Detail VIII: A Case Study II

I had previously worked on height generation here: Detail I: One Mile Hexes. The underlying terrain is one of the more fundamental issues to tackle, as it determines road and river placement.

However, as we shall see, it's not of first priority for this particular Case Study. In the general case, the topography is important for placing rivers and other features; it'll be important here for roads, but rivers are all predetermined.

With that in mind, the altitudes of each 20-hex are defined as best I can. The 20-hex I'll work on first is designated No. 24. Its neighbors are 14, 15, 23, 25, 34, and 35. The heights for each of these must also be defined, or at least for most of them if available.

With these in hand, we can use IDW to get weights for each 1-hex based on the distance to the centers of the neighboring 20-hexes. The IDW output is heavily dependent on the number of neighbors $k$ and the exponent $x$ used to control the drop. The following graph shows the altitudes of a line of hexes across the middle of 24 and 25, with $k=2,\, x=2$.

Applied to all subhexes, the altitude is as follows (heights exaggerated for display, these low heights do not show up well in greyscale):

Some artifacts are still just barely visible, because $k=2$ means that only the central 20-hex and the closest neighbor will matter. Expanding that to $k=3, x=3$ may yield better results. There are still some artifacts, but these will probably get washed out when we add a little noise.

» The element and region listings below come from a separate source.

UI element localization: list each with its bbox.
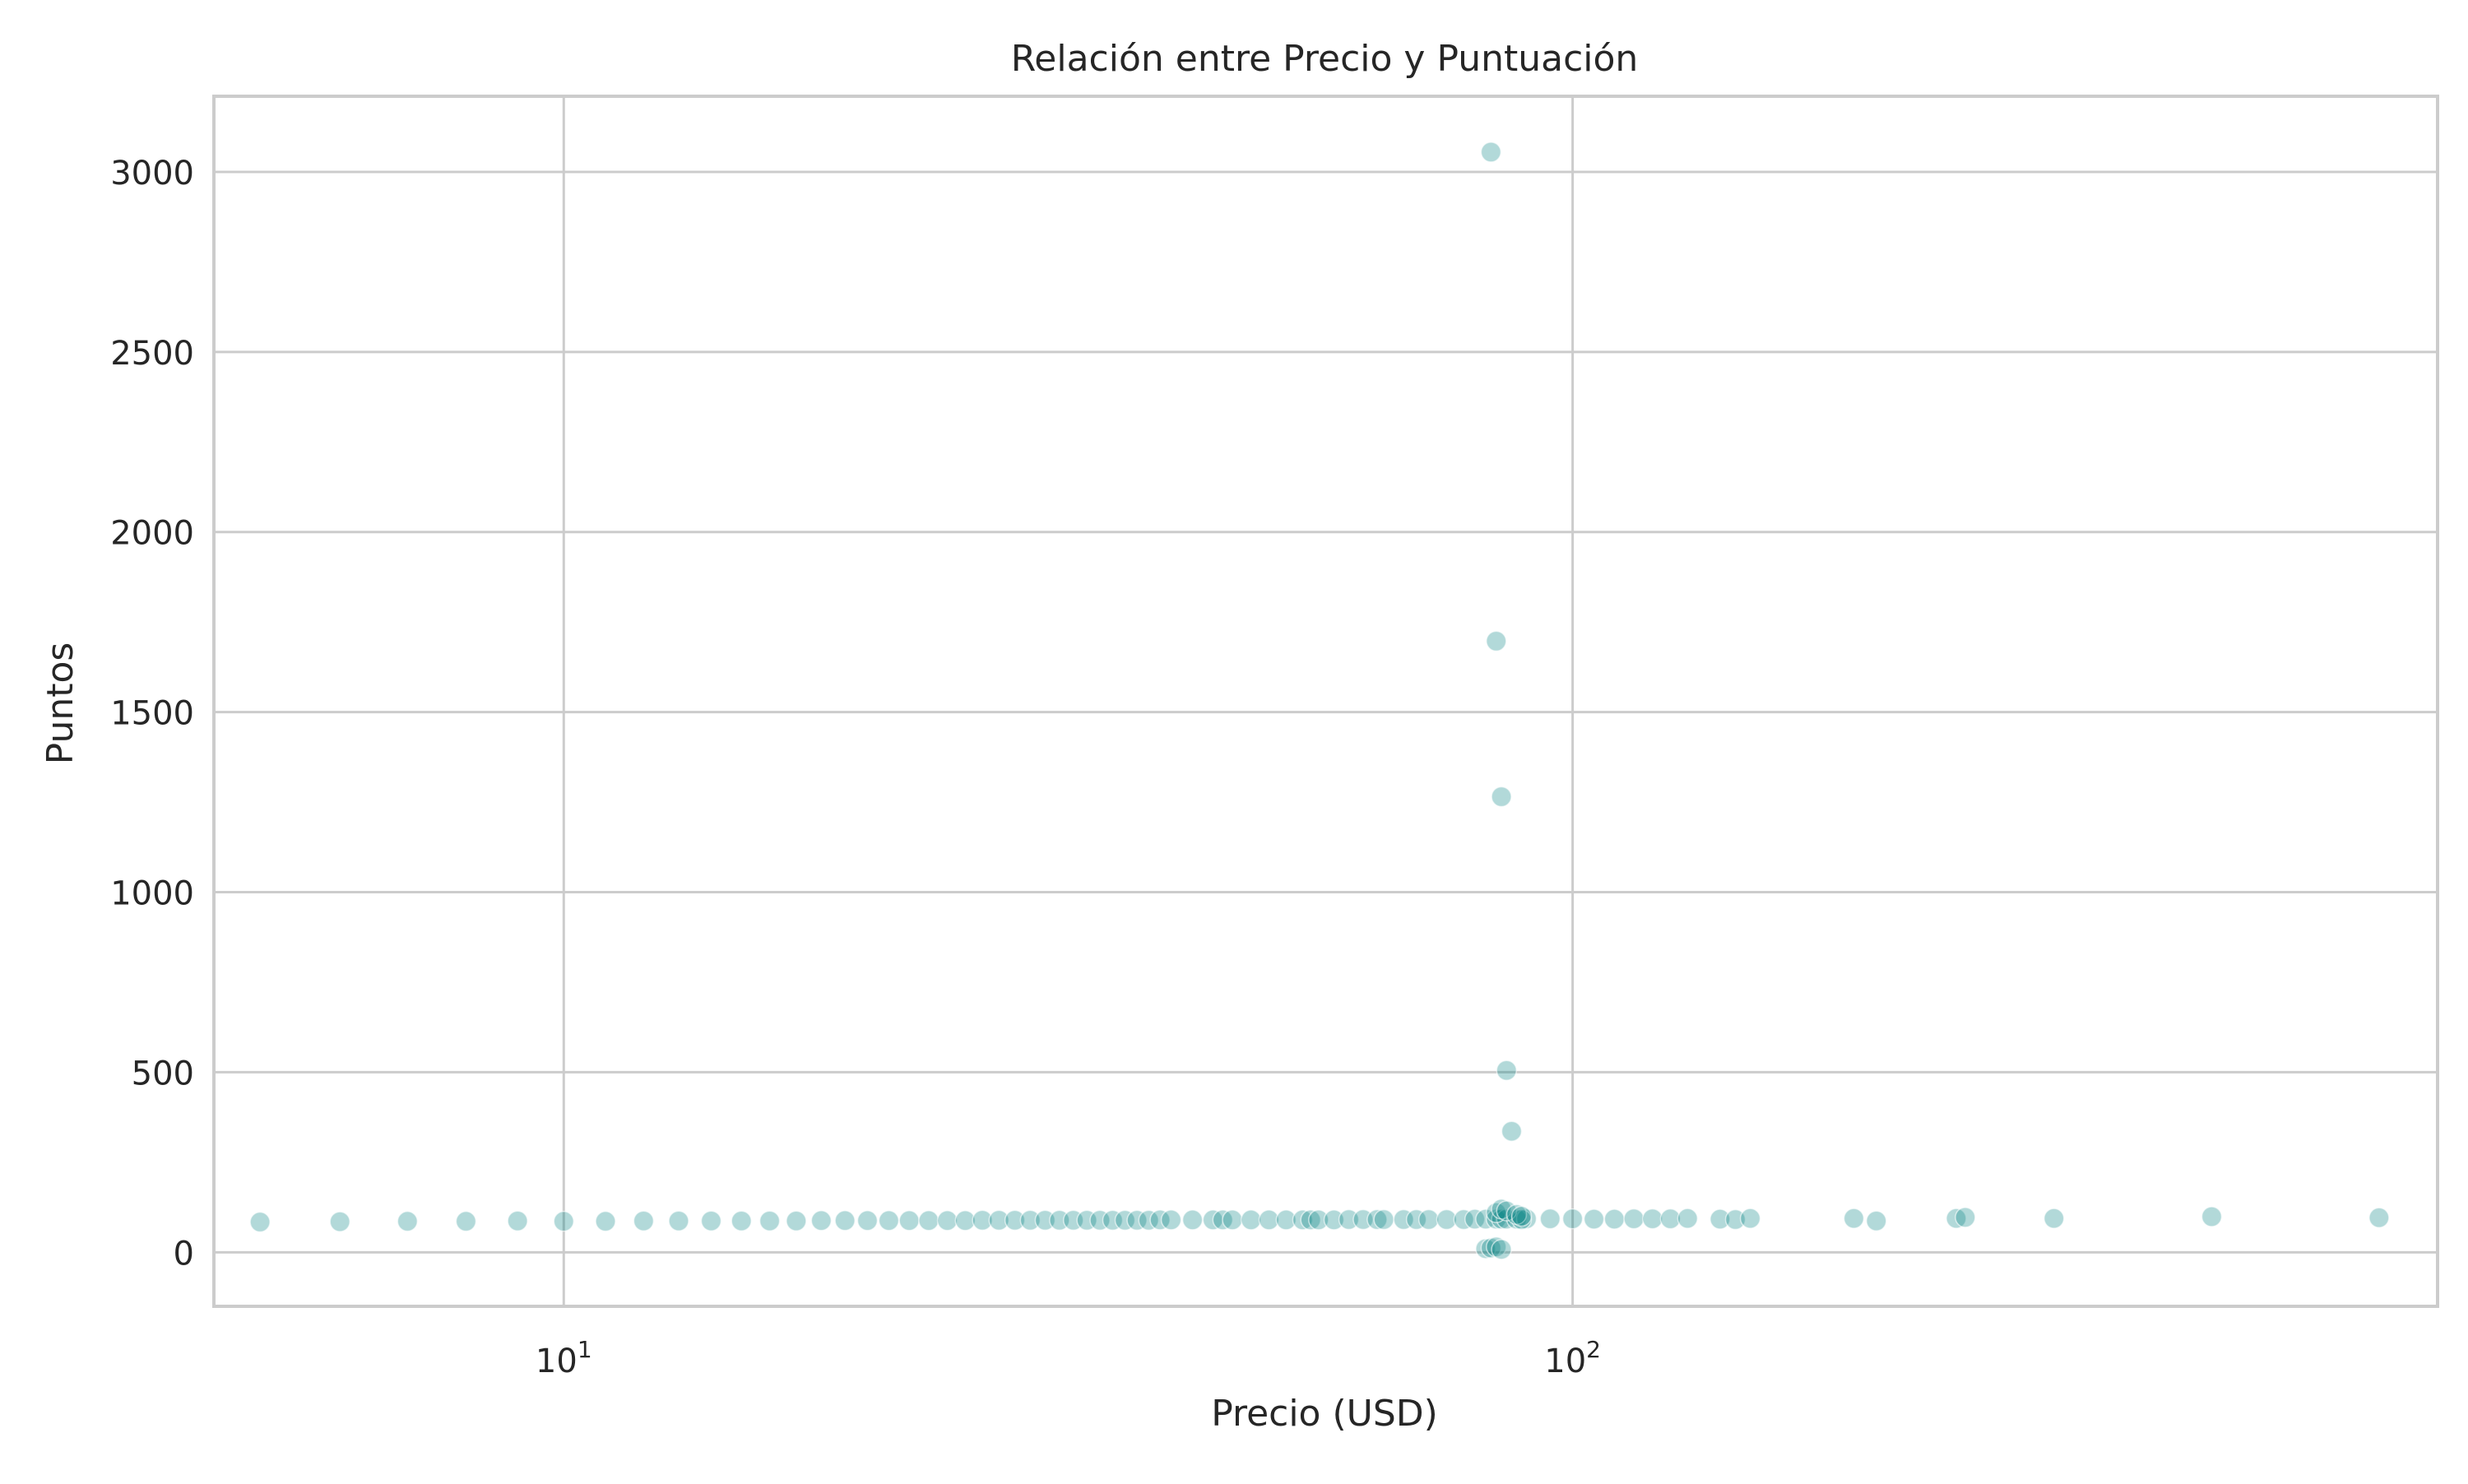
plot-frame [212, 95, 2439, 1308]
data-point [1308, 1209, 1329, 1231]
y-tick-label: 1000 [110, 875, 194, 913]
data-point [1659, 1208, 1682, 1230]
data-point [633, 1210, 655, 1231]
x-tick-label: 102 [1544, 1336, 1601, 1380]
data-point [1292, 1209, 1314, 1231]
data-point [1475, 1238, 1496, 1259]
data-point [1496, 1060, 1518, 1081]
data-point [668, 1210, 689, 1231]
data-point [1583, 1208, 1605, 1230]
data-point [1373, 1208, 1394, 1231]
y-axis-label: Puntos [39, 642, 81, 765]
data-point [397, 1210, 419, 1232]
data-point [595, 1210, 616, 1232]
data-points [249, 141, 2390, 1260]
data-point [972, 1209, 993, 1231]
data-point [249, 1211, 271, 1233]
data-point [1453, 1208, 1475, 1231]
data-point [1275, 1209, 1297, 1231]
data-point [1724, 1208, 1747, 1231]
data-point [1641, 1208, 1663, 1230]
y-tick-label: 2000 [110, 515, 194, 553]
data-point [1089, 1209, 1111, 1231]
data-point [1866, 1210, 1887, 1231]
data-point [1603, 1208, 1626, 1230]
data-point [954, 1210, 977, 1231]
data-point [878, 1210, 900, 1231]
data-point [1843, 1208, 1865, 1229]
data-point [810, 1210, 833, 1231]
data-point [1181, 1209, 1204, 1231]
data-point [1436, 1208, 1458, 1231]
data-point [1034, 1209, 1056, 1231]
data-point [1338, 1208, 1360, 1231]
data-point [1480, 141, 1502, 163]
x-tick-label: 101 [536, 1336, 592, 1380]
chart-title: Relación entre Precio y Puntuación [1011, 38, 1639, 80]
y-tick-label: 0 [174, 1235, 194, 1273]
data-point [2043, 1208, 2065, 1229]
data-point [1623, 1208, 1645, 1230]
data-point [1955, 1207, 1976, 1228]
data-point [1240, 1209, 1262, 1231]
y-tick-label: 500 [132, 1055, 194, 1092]
data-point [834, 1210, 856, 1231]
data-point [988, 1209, 1010, 1231]
data-point [1019, 1209, 1041, 1231]
data-point [1464, 1208, 1486, 1230]
data-point [1366, 1208, 1388, 1231]
data-point [1149, 1209, 1171, 1231]
data-point [856, 1210, 879, 1231]
data-point [2368, 1207, 2390, 1229]
data-point [1510, 1205, 1533, 1227]
data-point [1417, 1208, 1440, 1231]
tick-labels: 0 500 1000 1500 2000 2500 3000 101 102 [110, 155, 1601, 1380]
data-point [507, 1210, 528, 1231]
y-tick-label: 2500 [110, 335, 194, 373]
data-point [1004, 1209, 1026, 1231]
grid-layer [214, 96, 2438, 1306]
data-point [700, 1210, 722, 1231]
data-point [1486, 630, 1507, 652]
data-point [898, 1210, 920, 1231]
data-point [918, 1210, 939, 1231]
data-point [1677, 1208, 1699, 1229]
data-point [1222, 1209, 1243, 1231]
data-point [1539, 1208, 1561, 1230]
data-point [1946, 1208, 1967, 1229]
data-point [1114, 1209, 1136, 1231]
data-point [1323, 1209, 1345, 1231]
data-point [1405, 1208, 1427, 1231]
data-point [1300, 1209, 1321, 1231]
data-point [936, 1210, 958, 1231]
x-axis-label: Precio (USD) [1211, 1393, 1438, 1435]
data-point [758, 1210, 781, 1231]
data-point [1160, 1209, 1182, 1231]
y-tick-label: 1500 [110, 695, 194, 733]
data-point [1491, 786, 1512, 808]
data-point [731, 1210, 752, 1231]
data-point [1475, 1208, 1496, 1230]
data-point [1102, 1209, 1124, 1231]
plot-border [212, 95, 2439, 1308]
data-point [786, 1210, 807, 1231]
data-point [1138, 1209, 1160, 1231]
data-point [1393, 1208, 1414, 1231]
data-point [1561, 1208, 1584, 1230]
data-point [1126, 1209, 1148, 1231]
data-point [1258, 1209, 1280, 1231]
data-point [1739, 1208, 1761, 1229]
data-point [329, 1211, 350, 1232]
data-point [455, 1210, 477, 1232]
data-point [553, 1210, 575, 1232]
data-point [1491, 1239, 1512, 1260]
data-point [2201, 1206, 2223, 1227]
data-point [1501, 1120, 1523, 1142]
data-point [1710, 1208, 1731, 1230]
y-tick-label: 3000 [110, 155, 194, 192]
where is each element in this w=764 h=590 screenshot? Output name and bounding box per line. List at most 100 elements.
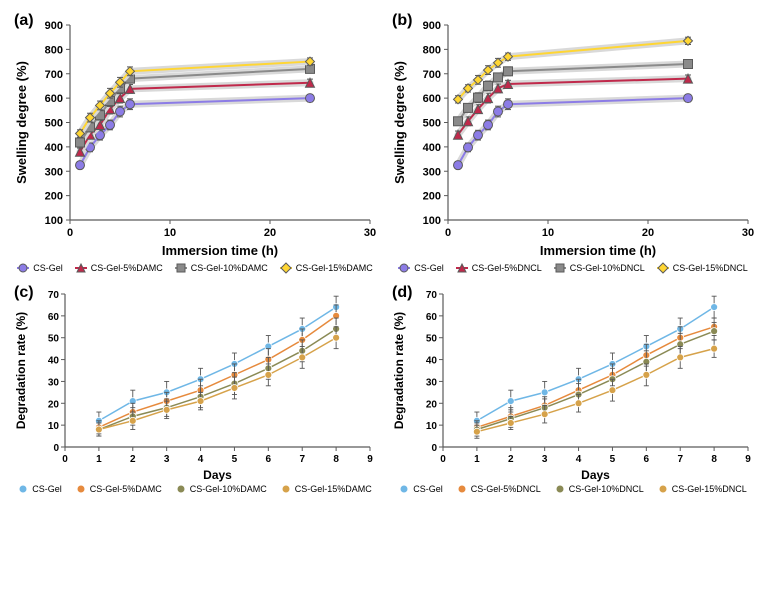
legend-label: CS-Gel (32, 484, 62, 494)
svg-text:20: 20 (642, 227, 654, 239)
svg-text:6: 6 (266, 454, 272, 465)
svg-text:700: 700 (423, 69, 441, 81)
svg-text:700: 700 (45, 69, 63, 81)
svg-text:10: 10 (48, 421, 60, 432)
legend-item: CS-Gel-15%DAMC (280, 262, 373, 274)
svg-text:8: 8 (711, 454, 717, 465)
legend-c: CS-Gel CS-Gel-5%DAMC CS-Gel-10%DAMC CS-Gel-… (10, 484, 380, 494)
svg-text:70: 70 (426, 290, 438, 301)
svg-text:200: 200 (423, 191, 441, 203)
legend-label: CS-Gel-5%DNCL (472, 263, 542, 273)
swelling-chart-a: 1002003004005006007008009000102030Immers… (10, 10, 380, 260)
svg-text:40: 40 (426, 356, 438, 367)
legend-label: CS-Gel-10%DAMC (191, 263, 268, 273)
legend-label: CS-Gel (414, 263, 444, 273)
svg-text:4: 4 (576, 454, 582, 465)
degradation-chart-d: 0102030405060700123456789DaysDegradation… (388, 282, 758, 482)
legend-label: CS-Gel (33, 263, 63, 273)
legend-item: CS-Gel-5%DAMC (75, 262, 163, 274)
legend-label: CS-Gel-10%DAMC (190, 484, 267, 494)
svg-text:600: 600 (423, 93, 441, 105)
svg-text:800: 800 (423, 44, 441, 56)
panel-b: (b) 1002003004005006007008009000102030Im… (388, 10, 758, 274)
legend-item: CS-Gel-15%DNCL (657, 262, 748, 274)
svg-text:8: 8 (333, 454, 339, 465)
legend-item: CS-Gel-10%DAMC (176, 484, 267, 494)
svg-text:6: 6 (644, 454, 650, 465)
svg-text:7: 7 (677, 454, 683, 465)
svg-text:3: 3 (542, 454, 548, 465)
svg-text:7: 7 (299, 454, 305, 465)
legend-item: CS-Gel (399, 484, 443, 494)
svg-text:20: 20 (426, 399, 438, 410)
svg-text:30: 30 (742, 227, 754, 239)
svg-text:20: 20 (48, 399, 60, 410)
svg-text:40: 40 (48, 356, 60, 367)
legend-item: CS-Gel-15%DAMC (281, 484, 372, 494)
svg-text:30: 30 (426, 377, 438, 388)
svg-text:30: 30 (48, 377, 60, 388)
svg-text:Swelling degree (%): Swelling degree (%) (392, 61, 407, 184)
svg-text:30: 30 (364, 227, 376, 239)
legend-item: CS-Gel (398, 262, 444, 274)
panel-label-d: (d) (392, 284, 412, 302)
svg-text:200: 200 (45, 191, 63, 203)
svg-text:10: 10 (426, 421, 438, 432)
svg-text:0: 0 (431, 443, 437, 454)
svg-text:1: 1 (96, 454, 102, 465)
svg-text:400: 400 (45, 142, 63, 154)
svg-text:60: 60 (48, 312, 60, 323)
legend-label: CS-Gel-10%DNCL (570, 263, 645, 273)
svg-text:60: 60 (426, 312, 438, 323)
legend-item: CS-Gel-10%DNCL (555, 484, 644, 494)
svg-text:5: 5 (610, 454, 616, 465)
svg-text:Immersion time (h): Immersion time (h) (540, 243, 656, 258)
svg-text:10: 10 (164, 227, 176, 239)
legend-item: CS-Gel (18, 484, 62, 494)
svg-text:900: 900 (45, 20, 63, 32)
svg-text:0: 0 (62, 454, 68, 465)
panel-label-a: (a) (14, 12, 34, 30)
svg-text:3: 3 (164, 454, 170, 465)
legend-label: CS-Gel-5%DAMC (91, 263, 163, 273)
legend-label: CS-Gel-5%DNCL (471, 484, 541, 494)
svg-text:70: 70 (48, 290, 60, 301)
svg-text:0: 0 (53, 443, 59, 454)
svg-text:400: 400 (423, 142, 441, 154)
legend-label: CS-Gel-15%DNCL (672, 484, 747, 494)
svg-text:5: 5 (232, 454, 238, 465)
svg-text:300: 300 (423, 166, 441, 178)
legend-label: CS-Gel-5%DAMC (90, 484, 162, 494)
legend-item: CS-Gel-5%DAMC (76, 484, 162, 494)
svg-text:Degradation rate (%): Degradation rate (%) (392, 312, 406, 429)
legend-a: CS-Gel CS-Gel-5%DAMC CS-Gel-10%DAMC CS-Gel-… (10, 262, 380, 274)
svg-text:9: 9 (745, 454, 751, 465)
svg-text:4: 4 (198, 454, 204, 465)
degradation-chart-c: 0102030405060700123456789DaysDegradation… (10, 282, 380, 482)
legend-label: CS-Gel-15%DAMC (296, 263, 373, 273)
swelling-chart-b: 1002003004005006007008009000102030Immers… (388, 10, 758, 260)
legend-label: CS-Gel-10%DNCL (569, 484, 644, 494)
svg-text:500: 500 (423, 118, 441, 130)
svg-text:100: 100 (45, 215, 63, 227)
svg-text:900: 900 (423, 20, 441, 32)
svg-text:600: 600 (45, 93, 63, 105)
svg-text:300: 300 (45, 166, 63, 178)
svg-text:2: 2 (130, 454, 136, 465)
svg-text:0: 0 (445, 227, 451, 239)
panel-d: (d) 0102030405060700123456789DaysDegrada… (388, 282, 758, 494)
svg-text:10: 10 (542, 227, 554, 239)
svg-text:Days: Days (581, 468, 610, 482)
legend-d: CS-Gel CS-Gel-5%DNCL CS-Gel-10%DNCL CS-Gel-… (388, 484, 758, 494)
svg-text:1: 1 (474, 454, 480, 465)
svg-text:800: 800 (45, 44, 63, 56)
legend-label: CS-Gel-15%DNCL (673, 263, 748, 273)
svg-text:20: 20 (264, 227, 276, 239)
svg-text:9: 9 (367, 454, 373, 465)
legend-item: CS-Gel (17, 262, 63, 274)
svg-text:2: 2 (508, 454, 514, 465)
svg-text:Degradation rate (%): Degradation rate (%) (14, 312, 28, 429)
legend-label: CS-Gel (413, 484, 443, 494)
legend-item: CS-Gel-5%DNCL (456, 262, 542, 274)
chart-grid: (a) 1002003004005006007008009000102030Im… (10, 10, 754, 494)
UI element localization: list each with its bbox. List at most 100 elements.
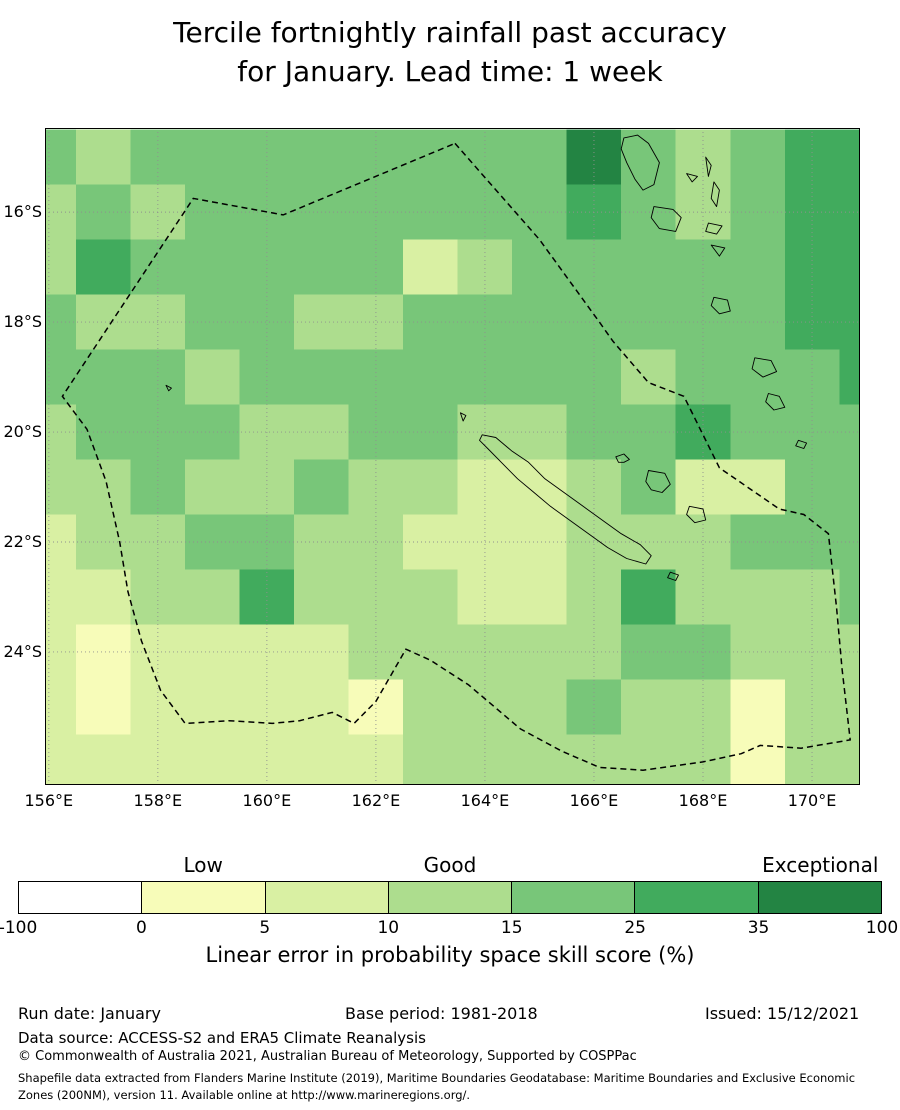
heatmap-cell: [784, 129, 840, 185]
heatmap-cell: [512, 569, 567, 625]
map-frame: [45, 128, 860, 785]
heatmap-cell: [76, 239, 131, 295]
heatmap-cell: [566, 349, 622, 405]
heatmap-cell: [130, 129, 186, 185]
heatmap-cell: [512, 624, 567, 680]
heatmap-cell: [45, 294, 77, 350]
heatmap-cell: [403, 514, 458, 570]
chart-title-line2: for January. Lead time: 1 week: [237, 54, 663, 88]
colorbar-category-good: Good: [423, 853, 477, 877]
heatmap-cell: [45, 514, 77, 570]
ouvea-coastline-icon: [615, 453, 630, 463]
lifou-coastline-icon: [645, 470, 671, 493]
heatmap-cell: [457, 459, 513, 515]
aneityum-coastline-icon: [795, 439, 808, 449]
heatmap-cell: [621, 404, 676, 460]
heatmap-cell: [294, 129, 349, 185]
heatmap-cell: [839, 679, 860, 735]
heatmap-cell: [675, 734, 731, 785]
heatmap-cell: [675, 679, 731, 735]
heatmap-cell: [76, 569, 131, 625]
heatmap-cell: [348, 734, 404, 785]
heatmap-cell: [621, 569, 676, 625]
maewo-coastline-icon: [705, 156, 712, 177]
ambrym-coastline-icon: [705, 222, 723, 235]
colorbar-segment: [265, 882, 389, 913]
heatmap-cell: [621, 184, 676, 240]
data-source-text: Data source: ACCESS-S2 and ERA5 Climate …: [18, 1029, 426, 1047]
base-period-text: Base period: 1981-2018: [345, 1004, 538, 1023]
run-date-text: Run date: January: [18, 1004, 161, 1023]
tanna-coastline-icon: [765, 393, 786, 411]
heatmap-cell: [839, 459, 860, 515]
lon-tick-label: 170°E: [787, 791, 837, 810]
heatmap-cell: [294, 679, 349, 735]
heatmap-cell: [348, 239, 404, 295]
heatmap-cell: [348, 514, 404, 570]
heatmap-cell: [839, 129, 860, 185]
heatmap-cell: [839, 569, 860, 625]
heatmap-cell: [130, 349, 186, 405]
chesterfield-islet-coastline-icon: [165, 384, 172, 392]
heatmap-cell: [185, 294, 240, 350]
heatmap-cell: [45, 569, 77, 625]
heatmap-cell: [45, 349, 77, 405]
colorbar-tick: 100: [865, 918, 899, 938]
heatmap-cell: [512, 239, 567, 295]
heatmap-cell: [730, 734, 785, 785]
heatmap-cell: [839, 734, 860, 785]
heatmap-cell: [185, 514, 240, 570]
heatmap-cell: [403, 679, 458, 735]
lat-tick-label: 22°S: [3, 531, 42, 551]
heatmap-cell: [403, 184, 458, 240]
heatmap-cell: [76, 184, 131, 240]
heatmap-cell: [185, 349, 240, 405]
heatmap-cell: [675, 129, 731, 185]
heatmap-cell: [457, 679, 513, 735]
heatmap-cell: [730, 129, 785, 185]
heatmap-cell: [621, 239, 676, 295]
mare-coastline-icon: [686, 505, 707, 524]
heatmap-cell: [348, 129, 404, 185]
lat-tick-label: 24°S: [3, 641, 42, 661]
heatmap-cell: [239, 459, 295, 515]
heatmap-cell: [45, 679, 77, 735]
heatmap-cell: [294, 349, 349, 405]
colorbar-category-exceptional: Exceptional: [762, 853, 879, 877]
heatmap-cell: [76, 679, 131, 735]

The amount of noise is determined by the topography type. Hex 24 is coded as "hills," and so the standard deviation of the gaussian function is set to $\sigma=150/6$. I'm still playing with those values: that is not a lot of height variation over 364 sq miles. Hex 25 has a topography of "plains," so the gaussian is contracted to $\sigma=25/6$.

 

That's not looking too bad. I considered a further "relaxation" step, where each hex would spill a bit of its height into its lowest neighbor. But that would require information we don't have in the self-contained system for the border hexes, and might lead to edge artifacts when 20-hexes are combined. So for now this seems good enough.